What You Talkin Bout Willis?!?!?!
Aka: What does that even mean
Oh the joys of trying some wine with friends and sharing opinions on the wonderful bottle that was opened for you! Taking that sip, and your friend asks the dreaded question….”what do you think?”. Quick, anything, what wine terminology do I know, oh my, I have no idea, I just know I like it. “Well, it’s kind of oaky, with a hint of tannins and the acidity is rectangular with the palate. I..um..love the hint of patchouli with a definite crisp bite of sage leaves and rum.”
Been there before haven’t you? I know I have, and I panicked. That might have actually been something I said. Everyone has to start somewhere, and I sure as shit don’t know all the terminology still but I am happy to provide here, the basics to some Wine Terminology 101:
A Breakdown of some very common wine terminology!
Tannins – Naturally occurring compounds that exist inside grape skins, seeds and stems. They are released when they soak in the grape juice just after the grapes have been pressed and are what give certain wines, such as Cabernet Sauvignon, their characteristic dryness or bitter taste. You experience the effect of tannins any time you drink a wine that creates a drying sensation in your mouth. Depending on how dry your mouth feels, you can determine whether a wine is high or low in tannins.

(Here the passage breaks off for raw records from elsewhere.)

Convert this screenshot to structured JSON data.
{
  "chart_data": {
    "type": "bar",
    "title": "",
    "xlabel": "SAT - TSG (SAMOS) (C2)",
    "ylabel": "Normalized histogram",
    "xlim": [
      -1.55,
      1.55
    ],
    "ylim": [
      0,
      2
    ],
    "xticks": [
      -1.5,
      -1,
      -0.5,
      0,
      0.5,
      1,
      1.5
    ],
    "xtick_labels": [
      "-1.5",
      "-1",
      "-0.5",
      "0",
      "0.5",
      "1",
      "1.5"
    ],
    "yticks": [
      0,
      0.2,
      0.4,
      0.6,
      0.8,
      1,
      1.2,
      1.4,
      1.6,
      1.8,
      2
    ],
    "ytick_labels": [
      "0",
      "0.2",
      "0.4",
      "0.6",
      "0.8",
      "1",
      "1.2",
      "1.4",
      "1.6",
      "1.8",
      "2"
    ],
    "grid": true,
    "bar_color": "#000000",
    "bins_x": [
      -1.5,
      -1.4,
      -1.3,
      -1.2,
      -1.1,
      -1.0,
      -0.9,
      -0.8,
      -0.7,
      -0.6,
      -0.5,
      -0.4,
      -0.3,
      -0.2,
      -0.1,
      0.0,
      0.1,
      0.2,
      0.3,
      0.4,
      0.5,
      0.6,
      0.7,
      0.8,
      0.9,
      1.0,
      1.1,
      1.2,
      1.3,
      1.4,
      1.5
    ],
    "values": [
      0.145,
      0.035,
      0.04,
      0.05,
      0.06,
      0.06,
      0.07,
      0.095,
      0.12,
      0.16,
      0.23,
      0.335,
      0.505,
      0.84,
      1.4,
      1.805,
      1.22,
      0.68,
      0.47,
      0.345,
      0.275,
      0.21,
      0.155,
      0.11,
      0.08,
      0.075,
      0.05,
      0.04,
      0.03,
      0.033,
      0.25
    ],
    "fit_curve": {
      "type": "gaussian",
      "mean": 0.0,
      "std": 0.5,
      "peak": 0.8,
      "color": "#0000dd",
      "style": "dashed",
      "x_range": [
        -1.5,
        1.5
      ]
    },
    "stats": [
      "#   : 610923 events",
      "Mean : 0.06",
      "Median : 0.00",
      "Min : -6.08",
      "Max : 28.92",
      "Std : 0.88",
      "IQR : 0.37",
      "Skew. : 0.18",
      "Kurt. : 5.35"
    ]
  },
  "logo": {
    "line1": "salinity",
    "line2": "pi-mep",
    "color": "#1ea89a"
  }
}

Oaky – Describes the aroma or taste quality imparted to a wine by the oak barrels or casks in which it was aged. The terms toasty, vanilla, dill, cedary and smoky indicate the desirable qualities of oak; charred, burnt, green cedar, lumber and plywood describe its unpleasant side.
Legs/Tears – They develop and flow down the side of the glass following swirling. They are little more than a basic indicator of the wine’s alcohol content. The thicker and more prominent the legs, the higher the alcohol content.
Palate – Refers to the taste of a wine as well as how it affects the different sections of the tongue and mouth (including the roof of your mouth!).
Varietal – A term used to define the type of grape. This is mostly used in the U.S., South America, and Australia.
Vintage – Refers to the year that the grapes were grown and harvested.
Aeration – A simple process of introducing oxygen into the wine, also known as breathing. This can be done through swirling wine in a glass, opening a bottle of wine to let it “breathe.” or by using a wine decanter.
I do hope this help with some of the basics. Maybe you even learned something today. Worst case scenario, just use all of these words together in the sentence and you will do just fine!